At this point, it’s worth observing that spraying green mist in people’s eyes is not something that people generally do, and it’s seldom seen in the real world. That’s part of what made this segment feel so definitively pro wrestling to me: it’s this ridiculous character trait that has been passed down in Japanese tradition (notably by The Great Muta, who Asuka cites as an inspiration) and it’s just this weird wrestling thing that exists and is accepted by fans. The reason it’s accepted is because of performances like Becky’s in this clip: of course we know wrestling is fake, and within the realm of fakeness the green mist is even faker, but she sells it seriously and believably as if it is incredibly painful. And because she is so damn good at this, and it’s presented without any irony or winking at the audience, fans actually believe now that this mist is a real dangerous thing, that Asuka can hit it at any time, and that the most pushed woman in the company’s title reign could be in jeopardy.

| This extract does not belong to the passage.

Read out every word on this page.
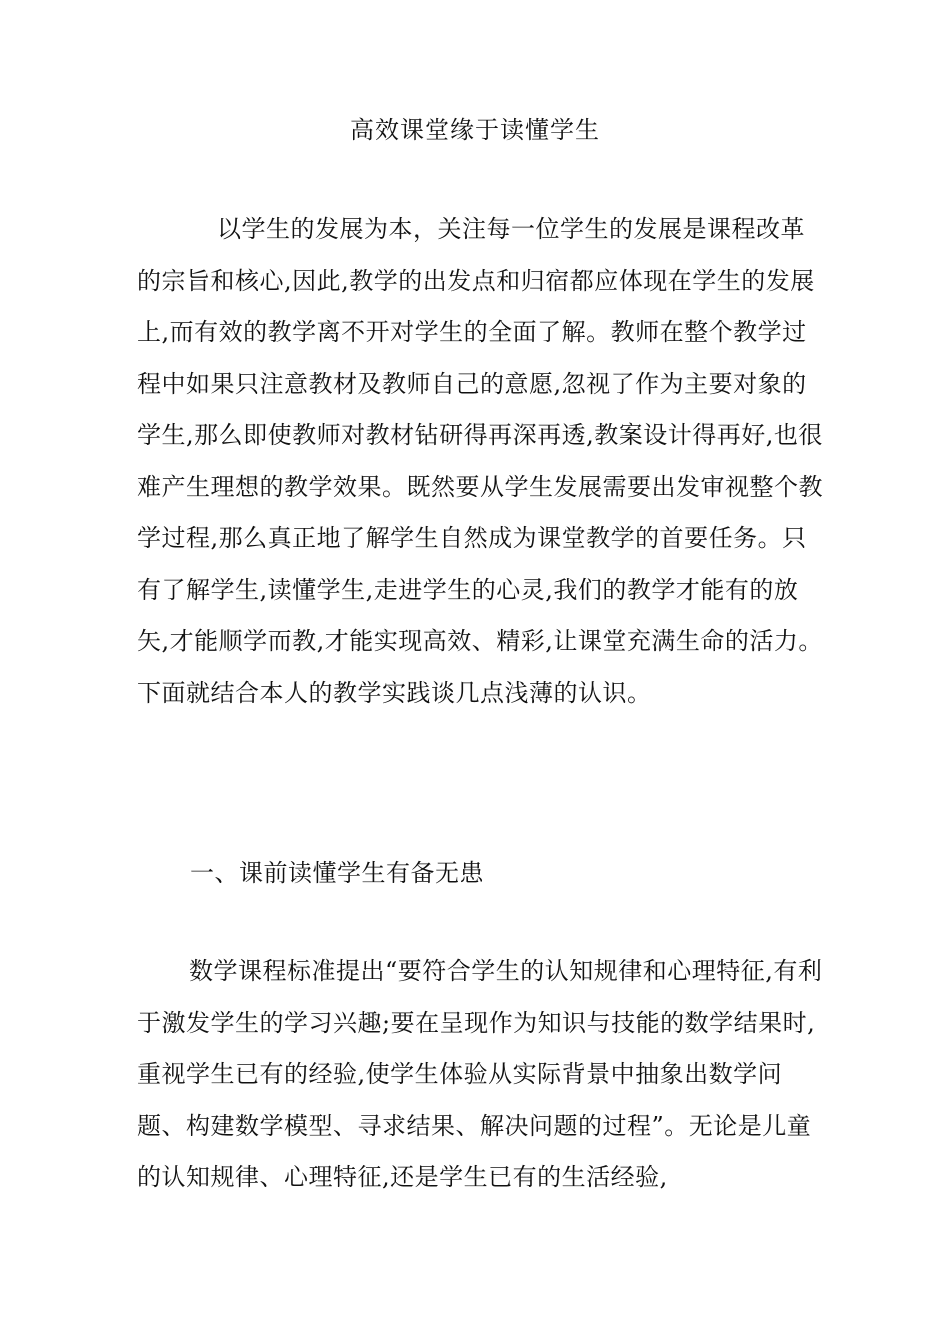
高效课堂缘于读懂学生

以学生的发展为本，关注每一位学生的发展是课程改革的宗旨和核心,因此,教学的出发点和归宿都应体现在学生的发展上,而有效的教学离不开对学生的全面了解。教师在整个教学过程中如果只注意教材及教师自己的意愿,忽视了作为主要对象的学生,那么即使教师对教材钻研得再深再透,教案设计得再好,也很难产生理想的教学效果。既然要从学生发展需要出发审视整个教学过程,那么真正地了解学生自然成为课堂教学的首要任务。只有了解学生,读懂学生,走进学生的心灵,我们的教学才能有的放矢,才能顺学而教,才能实现高效、精彩,让课堂充满生命的活力。下面就结合本人的教学实践谈几点浅薄的认识。

一、课前读懂学生有备无患

数学课程标准提出“要符合学生的认知规律和心理特征,有利于激发学生的学习兴趣;要在呈现作为知识与技能的数学结果时,重视学生已有的经验,使学生体验从实际背景中抽象出数学问题、构建数学模型、寻求结果、解决问题的过程”。无论是儿童的认知规律、心理特征,还是学生已有的生活经验,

Then Becky demands a microphone and delivers a fantastic promo while recovering from the mist and looking into a camera that she is blindly swiping at with her hands. Maybe it got a little too fanciful with its language, but I felt the emotion and the intensity, and it was from someone who just is their character, not someone who is playing a role and thinks of themselves as a performance artist. And now because of segments like this, I want to see the match and there’s a clear sense of stakes — Becky needs to win this match to prove something to herself and to get revenge on Asuka. All of this build-up is going to make their match at Royal Rumble feel bigger, the moves are going to mean more, and it will almost certainly be awesome, even though I don’t think either of these wrestlers has ever done a flippy move in their life.
This should be Pro Wrestling 101, but the current landscape is polluted with an “everyone knows wrestling is fake so nobody will care about anything so why should we even try” mentality where everyone just does outlandish goofy crap and winks at the audience. I can’t even go to indie shows because all of them feature so much dumb nonsense on the card, and WWE’s competitor, AEW, continues to struggle at telling stories that have any real sense of gravitas or stakes like this one does, despite the ridiculousness of the green mist. So, bizarrely, Monday Night Raw, the punching bag of fans, is my favorite wrestling show right now and the one that I think has the most talent and a philosophy that makes me want to watch.